Cette relation ancienne a favorisé l’examen de dossiers relatifs à des situations fiscales d’organismes à caractère sectaire.

L’approche fiscale continue d’être déterminante dans bien des cas comme :

- la constitution de structures juridiques nouvelles dépendant d’organismes connus ;
- l’apparition de schémas de développement de l’organisme fondée sur la mise en place d’activités économiques et commerciales ;
- les transferts géographiques ou juridiques d’activité en vue d’échapper à la vigilance d’administrations de contrôle.

Des contacts particuliers ont été établis avec des directions qui ont pour mission de mieux connaître interlocuteurs et acteurs de l’économie.

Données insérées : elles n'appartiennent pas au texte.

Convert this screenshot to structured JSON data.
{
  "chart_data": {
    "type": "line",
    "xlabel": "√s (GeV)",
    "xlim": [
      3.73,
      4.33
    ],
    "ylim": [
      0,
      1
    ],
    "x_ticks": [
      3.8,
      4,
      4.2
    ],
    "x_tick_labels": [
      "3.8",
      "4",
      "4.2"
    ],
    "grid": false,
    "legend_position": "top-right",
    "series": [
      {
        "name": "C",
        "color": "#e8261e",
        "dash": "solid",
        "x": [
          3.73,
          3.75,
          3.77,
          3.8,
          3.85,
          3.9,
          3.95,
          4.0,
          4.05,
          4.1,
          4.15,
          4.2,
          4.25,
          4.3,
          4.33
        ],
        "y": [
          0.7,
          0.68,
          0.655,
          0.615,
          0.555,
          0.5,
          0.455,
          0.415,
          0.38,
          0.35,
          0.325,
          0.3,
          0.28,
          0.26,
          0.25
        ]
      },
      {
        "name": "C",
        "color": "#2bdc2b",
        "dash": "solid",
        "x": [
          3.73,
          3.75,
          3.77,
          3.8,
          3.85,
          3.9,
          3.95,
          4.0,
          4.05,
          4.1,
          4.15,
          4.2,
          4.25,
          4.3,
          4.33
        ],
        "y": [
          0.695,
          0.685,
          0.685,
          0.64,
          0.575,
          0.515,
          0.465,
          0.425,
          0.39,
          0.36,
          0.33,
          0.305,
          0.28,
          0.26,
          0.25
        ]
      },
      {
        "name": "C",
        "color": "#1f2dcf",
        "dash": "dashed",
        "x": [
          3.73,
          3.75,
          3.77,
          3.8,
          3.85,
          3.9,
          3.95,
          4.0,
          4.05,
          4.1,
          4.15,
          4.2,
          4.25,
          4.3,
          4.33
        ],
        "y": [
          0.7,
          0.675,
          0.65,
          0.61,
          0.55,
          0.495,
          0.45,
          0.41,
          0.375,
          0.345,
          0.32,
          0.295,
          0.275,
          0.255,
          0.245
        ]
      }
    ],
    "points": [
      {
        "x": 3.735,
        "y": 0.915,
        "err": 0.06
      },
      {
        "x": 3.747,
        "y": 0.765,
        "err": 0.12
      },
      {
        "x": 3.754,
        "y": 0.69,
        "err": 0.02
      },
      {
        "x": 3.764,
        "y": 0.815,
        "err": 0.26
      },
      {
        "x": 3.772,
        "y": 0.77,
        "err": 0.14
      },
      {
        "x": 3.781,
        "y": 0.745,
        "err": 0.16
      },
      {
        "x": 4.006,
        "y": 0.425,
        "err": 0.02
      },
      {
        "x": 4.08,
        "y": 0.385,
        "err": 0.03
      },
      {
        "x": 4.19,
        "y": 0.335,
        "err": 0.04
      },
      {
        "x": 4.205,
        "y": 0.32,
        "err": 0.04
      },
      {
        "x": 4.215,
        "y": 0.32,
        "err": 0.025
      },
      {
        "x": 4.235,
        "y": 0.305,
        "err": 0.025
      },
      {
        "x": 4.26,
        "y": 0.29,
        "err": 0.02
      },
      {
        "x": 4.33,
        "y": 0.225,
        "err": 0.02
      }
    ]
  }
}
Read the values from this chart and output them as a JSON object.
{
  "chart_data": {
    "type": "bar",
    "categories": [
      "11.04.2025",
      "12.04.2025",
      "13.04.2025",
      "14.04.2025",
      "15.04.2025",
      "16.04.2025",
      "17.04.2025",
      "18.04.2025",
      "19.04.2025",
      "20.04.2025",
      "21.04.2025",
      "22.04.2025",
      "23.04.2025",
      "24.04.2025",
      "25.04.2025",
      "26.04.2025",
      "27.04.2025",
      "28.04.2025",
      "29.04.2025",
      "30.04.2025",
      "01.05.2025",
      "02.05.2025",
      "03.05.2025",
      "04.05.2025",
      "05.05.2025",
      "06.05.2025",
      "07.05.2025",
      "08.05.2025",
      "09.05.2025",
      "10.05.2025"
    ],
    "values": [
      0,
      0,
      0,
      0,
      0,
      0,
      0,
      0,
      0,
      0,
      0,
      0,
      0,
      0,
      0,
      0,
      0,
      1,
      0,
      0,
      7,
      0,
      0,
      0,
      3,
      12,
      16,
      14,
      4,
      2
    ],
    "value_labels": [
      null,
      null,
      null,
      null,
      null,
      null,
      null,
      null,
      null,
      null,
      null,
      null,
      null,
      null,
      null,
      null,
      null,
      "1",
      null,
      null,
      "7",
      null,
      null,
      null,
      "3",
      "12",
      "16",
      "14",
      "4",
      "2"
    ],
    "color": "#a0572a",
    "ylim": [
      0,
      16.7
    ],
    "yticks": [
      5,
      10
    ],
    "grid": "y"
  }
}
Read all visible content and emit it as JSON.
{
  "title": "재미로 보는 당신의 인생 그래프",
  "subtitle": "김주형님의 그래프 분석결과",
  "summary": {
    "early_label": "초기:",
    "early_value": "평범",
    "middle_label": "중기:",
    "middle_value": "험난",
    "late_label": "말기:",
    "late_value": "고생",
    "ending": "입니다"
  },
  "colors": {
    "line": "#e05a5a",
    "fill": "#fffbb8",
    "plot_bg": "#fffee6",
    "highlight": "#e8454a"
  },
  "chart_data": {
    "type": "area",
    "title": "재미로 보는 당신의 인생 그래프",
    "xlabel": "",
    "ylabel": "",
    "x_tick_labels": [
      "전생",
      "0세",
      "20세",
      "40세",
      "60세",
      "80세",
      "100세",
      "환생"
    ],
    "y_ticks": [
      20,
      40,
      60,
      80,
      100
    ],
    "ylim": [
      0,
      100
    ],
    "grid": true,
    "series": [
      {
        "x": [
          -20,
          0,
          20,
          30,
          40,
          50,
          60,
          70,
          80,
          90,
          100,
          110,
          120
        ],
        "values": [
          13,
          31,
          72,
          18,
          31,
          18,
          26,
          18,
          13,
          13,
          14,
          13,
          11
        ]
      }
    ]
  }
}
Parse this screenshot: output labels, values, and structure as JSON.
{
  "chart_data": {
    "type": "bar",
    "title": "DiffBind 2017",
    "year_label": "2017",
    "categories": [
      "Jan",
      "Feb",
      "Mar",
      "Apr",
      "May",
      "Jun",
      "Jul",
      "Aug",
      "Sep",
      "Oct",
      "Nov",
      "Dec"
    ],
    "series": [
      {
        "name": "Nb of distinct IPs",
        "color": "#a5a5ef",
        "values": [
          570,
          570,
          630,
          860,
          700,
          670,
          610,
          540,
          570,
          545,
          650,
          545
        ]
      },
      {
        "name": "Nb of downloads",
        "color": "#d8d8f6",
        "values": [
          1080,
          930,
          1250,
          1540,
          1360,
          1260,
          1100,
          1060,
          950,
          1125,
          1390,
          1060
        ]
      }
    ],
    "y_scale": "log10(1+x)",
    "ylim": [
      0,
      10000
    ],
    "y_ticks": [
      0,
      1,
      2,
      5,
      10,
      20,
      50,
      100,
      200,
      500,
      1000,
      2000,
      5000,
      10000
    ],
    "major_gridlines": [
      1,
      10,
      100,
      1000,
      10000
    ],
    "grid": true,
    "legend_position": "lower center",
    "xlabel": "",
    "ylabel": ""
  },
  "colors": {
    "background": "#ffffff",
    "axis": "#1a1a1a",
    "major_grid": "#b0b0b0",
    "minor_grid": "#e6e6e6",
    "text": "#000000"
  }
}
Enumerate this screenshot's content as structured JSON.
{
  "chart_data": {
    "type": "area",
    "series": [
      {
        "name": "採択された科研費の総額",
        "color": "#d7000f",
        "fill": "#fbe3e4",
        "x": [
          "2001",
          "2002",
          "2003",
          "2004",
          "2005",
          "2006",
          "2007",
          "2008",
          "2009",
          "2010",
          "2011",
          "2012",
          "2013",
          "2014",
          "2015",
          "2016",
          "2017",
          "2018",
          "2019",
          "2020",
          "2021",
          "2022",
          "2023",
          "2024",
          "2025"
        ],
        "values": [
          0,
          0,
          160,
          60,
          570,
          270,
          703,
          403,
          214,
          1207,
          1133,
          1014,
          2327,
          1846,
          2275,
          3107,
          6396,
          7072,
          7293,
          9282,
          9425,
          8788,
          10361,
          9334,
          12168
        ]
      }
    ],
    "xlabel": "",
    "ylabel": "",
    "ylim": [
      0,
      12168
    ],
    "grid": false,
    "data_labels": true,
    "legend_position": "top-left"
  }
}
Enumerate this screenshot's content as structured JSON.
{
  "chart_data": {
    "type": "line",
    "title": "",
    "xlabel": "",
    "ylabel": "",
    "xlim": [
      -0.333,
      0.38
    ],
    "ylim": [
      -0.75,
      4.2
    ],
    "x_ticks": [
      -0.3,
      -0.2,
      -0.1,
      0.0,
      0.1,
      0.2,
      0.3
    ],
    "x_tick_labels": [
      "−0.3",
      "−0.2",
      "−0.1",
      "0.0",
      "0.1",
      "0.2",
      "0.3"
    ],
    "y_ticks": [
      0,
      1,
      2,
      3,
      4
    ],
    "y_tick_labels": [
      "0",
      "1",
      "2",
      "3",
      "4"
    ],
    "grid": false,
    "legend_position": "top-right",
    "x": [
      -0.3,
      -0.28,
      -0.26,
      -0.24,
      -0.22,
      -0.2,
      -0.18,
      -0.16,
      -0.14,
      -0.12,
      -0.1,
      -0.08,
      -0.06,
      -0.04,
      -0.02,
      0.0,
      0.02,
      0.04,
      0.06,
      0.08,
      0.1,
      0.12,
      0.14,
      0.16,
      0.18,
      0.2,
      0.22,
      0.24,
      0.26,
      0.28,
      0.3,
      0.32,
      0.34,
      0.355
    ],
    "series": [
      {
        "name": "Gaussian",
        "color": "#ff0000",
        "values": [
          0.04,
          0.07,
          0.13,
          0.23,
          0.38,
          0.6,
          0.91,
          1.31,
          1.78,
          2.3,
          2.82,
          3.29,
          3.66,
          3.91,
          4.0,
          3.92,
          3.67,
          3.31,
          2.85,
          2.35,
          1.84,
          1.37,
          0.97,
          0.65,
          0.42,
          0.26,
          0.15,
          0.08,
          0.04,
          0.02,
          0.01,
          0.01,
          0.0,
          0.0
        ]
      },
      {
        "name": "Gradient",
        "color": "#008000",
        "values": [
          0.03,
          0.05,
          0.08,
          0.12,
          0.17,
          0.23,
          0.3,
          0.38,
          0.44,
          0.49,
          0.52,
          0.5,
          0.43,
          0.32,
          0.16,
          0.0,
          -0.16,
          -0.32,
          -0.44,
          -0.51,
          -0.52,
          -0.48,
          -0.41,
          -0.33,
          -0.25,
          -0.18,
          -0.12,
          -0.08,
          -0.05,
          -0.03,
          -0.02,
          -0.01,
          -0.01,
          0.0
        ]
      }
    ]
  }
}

Elles sollicitent la Mission et l’interrogent de manière interactive.

Plus particulièrement, la Mission constate avec satisfaction le développement des relations avec les directions générales qui ont une approche régionale plus proche de la réalité économique et de l’observation du quotidien. A ce titre, leur participation active aux cellules de vigilance préfectorales appelées à devenir des instances de coordination de la lutte contre les comportements répréhensibles des organismes à caractère sectaire, est appréciée.

Des contacts réguliers ont été instaurés avec de nombreuses directions générales disposant de services extérieurs, d’administrations centrales et de services spécialisés pouvant être saisis de dossiers concernant des organismes entrant dans le domaine de compétence de la Mission.

A ce titre, il convient notamment de faire référence à une relation de travail ou des échanges suivis avec la Direction générale de la Concurrence, de la Consommation et de la Répression des Fraudes, l’Institut national des Statistiques et des Etudes économiques, la Direction du Trésor.

Des contacts ont été pris avec la Direction générale des Douanes et Droits indirects, la Direction générale de l’Industrie, des Technologies de l’Information et des Postes et des perspectives d’actions communes ont été envisagées avec certaines d’entre elles.

En outre, sont apparues au cours de l’année 2001 des besoins d’information exprimés par des organismes sous tutelle comme les Chambres de Métiers et les Chambres de Commerce et d’Industrie.

Les perspectives d’actions étant nombreuses, il apparaît indispensable de préciser les méthodes de travail les plus efficaces dans chacune des situations rencontrées.

L’année 2001 a démontré l’importance d’un approfondissement des contacts de travail avec ce ministère.